This past weekend, some local firefighters found themselves being buried in grain.

This past weekend, some local firefighters found themselves being buried in grain.

It was part of grain engulfment rescue course that was offered at the headquarters of the Leavenworth Fire Department.

Assistant Fire Chief Mike Lingenfelser, who also served as one of the instructors for the class, said some firefighters purposely were buried up to about their waists in grain Saturday morning.

"At that point, they are actually trapped," he said.

The firefighters were rescued by fellow students in the class.

The course was offered through the Kansas Fire & Rescue Training Institute, which is a University of Kansas continuing education program.

Lingenfelser said more than 50 people went through at least of a portion of the class last week. Most of them were members of the Leavenworth Fire Department, but a couple of members of the Kickapoo Township Fire Department participated.

There also were three representatives of the company ADM in the class. ADM loaned the use of grain for the training.

The course included classroom instruction as well as training with a special trailer.

Lingenfelser said the trailer was used to practice rescuing people from grain bins and what are known as grain hoppers.

"It's real live training," he said.

Even though the Leavenworth doesn't have grain elevators that are in operation, Lingenfelser said there are facilities in the city in which this type of rescue could be required. He said the training techniques can be used for more than grain engulfment situations.

"It can be sand or gravel or sawdust," he said.
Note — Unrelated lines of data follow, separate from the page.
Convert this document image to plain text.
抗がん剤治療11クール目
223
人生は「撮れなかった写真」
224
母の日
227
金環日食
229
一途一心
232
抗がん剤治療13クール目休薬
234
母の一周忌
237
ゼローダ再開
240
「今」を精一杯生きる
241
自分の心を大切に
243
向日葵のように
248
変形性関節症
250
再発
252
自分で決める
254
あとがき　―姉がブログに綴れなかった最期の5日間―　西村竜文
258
The classroom portion of the eight-hour course was offered during the week. Lingenfelser the same instruction was offered three nights in row in order to accommodate firefighters working different shifts.

The training with the trailer was Saturday morning. Students in the class also practiced using tools to cut the type of metal used in the construction of grain bins. Lingenfelser said the metal is tougher to cut "than a regular sheet of tin."

The assistant chief said people who took the course seemed impressed by how realistic the training was.

He said last week's class marked the first time the course was offered in Leavenworth County.

"It's a real sought after class," he said.

Lingenfelser said the Kansas Fire and Rescue Training Institute has had the training trailer since last year. The training was provided in partnership with state farmers and grain industry associations.

Lingenfelser said the class was offered in Leavenworth free of charge. He said some members of the Leavenworth Fire Department previously took the class at another location, and they provided assistance Saturday.